Embora o projeto ainda não tenha reunido assinaturas suficientes para entrar na cédula eleitoral e enfrente questionamentos jurídicos, a simples possibilidade de aprovação já tem provocado movimentação no mercado imobiliário do sul da Flórida. Segundo a corretora Dina Goldentayer, da Douglas Elliman, muitos californianos estão “fazendo ofertas” por propriedades avaliadas entre US$ 30 milhões e US$ 150 milhões. Parte dos compradores busca imóveis de prestígio, enquanto outros priorizam aquisições rápidas para estabelecer residência fiscal fora da Califórnia.

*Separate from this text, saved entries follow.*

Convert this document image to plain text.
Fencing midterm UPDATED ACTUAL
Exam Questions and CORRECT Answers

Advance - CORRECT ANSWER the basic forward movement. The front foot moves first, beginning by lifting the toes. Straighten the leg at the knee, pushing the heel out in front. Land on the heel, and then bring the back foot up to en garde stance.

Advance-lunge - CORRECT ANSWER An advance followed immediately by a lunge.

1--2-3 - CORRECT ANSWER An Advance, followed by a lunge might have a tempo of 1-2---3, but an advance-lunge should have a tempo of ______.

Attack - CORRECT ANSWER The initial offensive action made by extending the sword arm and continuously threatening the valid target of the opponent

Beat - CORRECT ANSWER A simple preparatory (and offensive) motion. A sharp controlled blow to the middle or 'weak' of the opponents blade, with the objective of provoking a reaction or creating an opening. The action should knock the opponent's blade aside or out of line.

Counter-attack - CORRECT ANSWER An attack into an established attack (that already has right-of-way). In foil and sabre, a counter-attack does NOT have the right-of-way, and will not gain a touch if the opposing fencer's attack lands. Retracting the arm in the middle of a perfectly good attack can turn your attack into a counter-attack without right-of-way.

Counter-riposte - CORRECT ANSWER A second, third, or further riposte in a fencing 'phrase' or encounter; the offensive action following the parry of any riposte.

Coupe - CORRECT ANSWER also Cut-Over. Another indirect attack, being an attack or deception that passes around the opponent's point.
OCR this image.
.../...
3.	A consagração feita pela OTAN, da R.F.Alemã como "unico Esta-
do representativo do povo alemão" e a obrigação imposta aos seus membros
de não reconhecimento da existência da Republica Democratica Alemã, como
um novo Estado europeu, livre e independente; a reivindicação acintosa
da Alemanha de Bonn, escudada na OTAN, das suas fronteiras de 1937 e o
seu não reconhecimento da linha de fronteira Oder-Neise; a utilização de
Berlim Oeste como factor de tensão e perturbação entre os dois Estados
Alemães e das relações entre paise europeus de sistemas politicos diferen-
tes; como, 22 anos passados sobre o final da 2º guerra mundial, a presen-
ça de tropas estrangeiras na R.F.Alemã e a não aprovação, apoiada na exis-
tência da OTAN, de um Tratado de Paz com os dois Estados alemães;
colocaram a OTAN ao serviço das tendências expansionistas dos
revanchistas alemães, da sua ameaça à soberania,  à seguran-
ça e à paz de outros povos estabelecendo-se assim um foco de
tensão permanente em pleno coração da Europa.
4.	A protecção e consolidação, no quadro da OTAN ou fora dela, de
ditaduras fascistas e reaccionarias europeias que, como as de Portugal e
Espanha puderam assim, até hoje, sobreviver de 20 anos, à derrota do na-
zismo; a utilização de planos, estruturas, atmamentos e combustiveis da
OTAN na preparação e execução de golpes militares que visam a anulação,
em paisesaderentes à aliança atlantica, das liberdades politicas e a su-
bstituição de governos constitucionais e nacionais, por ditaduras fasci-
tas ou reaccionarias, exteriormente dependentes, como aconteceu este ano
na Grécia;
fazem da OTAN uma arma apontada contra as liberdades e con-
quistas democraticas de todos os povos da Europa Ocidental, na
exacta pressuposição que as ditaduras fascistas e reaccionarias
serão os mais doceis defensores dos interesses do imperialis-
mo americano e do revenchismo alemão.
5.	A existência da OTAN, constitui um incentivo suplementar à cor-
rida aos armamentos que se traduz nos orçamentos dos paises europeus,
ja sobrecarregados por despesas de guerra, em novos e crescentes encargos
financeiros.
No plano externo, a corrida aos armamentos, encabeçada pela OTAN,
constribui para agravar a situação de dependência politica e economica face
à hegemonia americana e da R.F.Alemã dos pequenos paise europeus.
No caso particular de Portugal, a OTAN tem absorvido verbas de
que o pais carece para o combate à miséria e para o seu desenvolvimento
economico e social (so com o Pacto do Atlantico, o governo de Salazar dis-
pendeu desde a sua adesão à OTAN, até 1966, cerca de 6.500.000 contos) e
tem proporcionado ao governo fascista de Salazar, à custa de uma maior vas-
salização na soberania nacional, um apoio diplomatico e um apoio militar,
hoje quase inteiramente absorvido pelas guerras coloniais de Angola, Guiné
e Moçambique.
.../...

Especialistas apontam que a proposta de imposto inclui no cálculo do patrimônio ações com direito a voto em startups, o que pode atingir fundadores de empresas de tecnologia, inclusive do setor de inteligência artificial. Caso aprovada, a medida poderá enfrentar disputas judiciais, especialmente quanto à sua aplicação retroativa.
Gestores de patrimônio relatam que parte dos clientes já deixou a Califórnia devido ao sistema tributário progressivo do estado. Andrew Graham, fundador da Jackson Square Capital, estima que 8% de seus clientes migraram e outros 20% consideram a mudança.
O movimento fortalece a estratégia de Miami de se consolidar como alternativa ao Vale do Silício e a centros financeiros tradicionais. Desde a pandemia, a região atrai moradores em busca de impostos mais baixos e regulamentações mais flexíveis.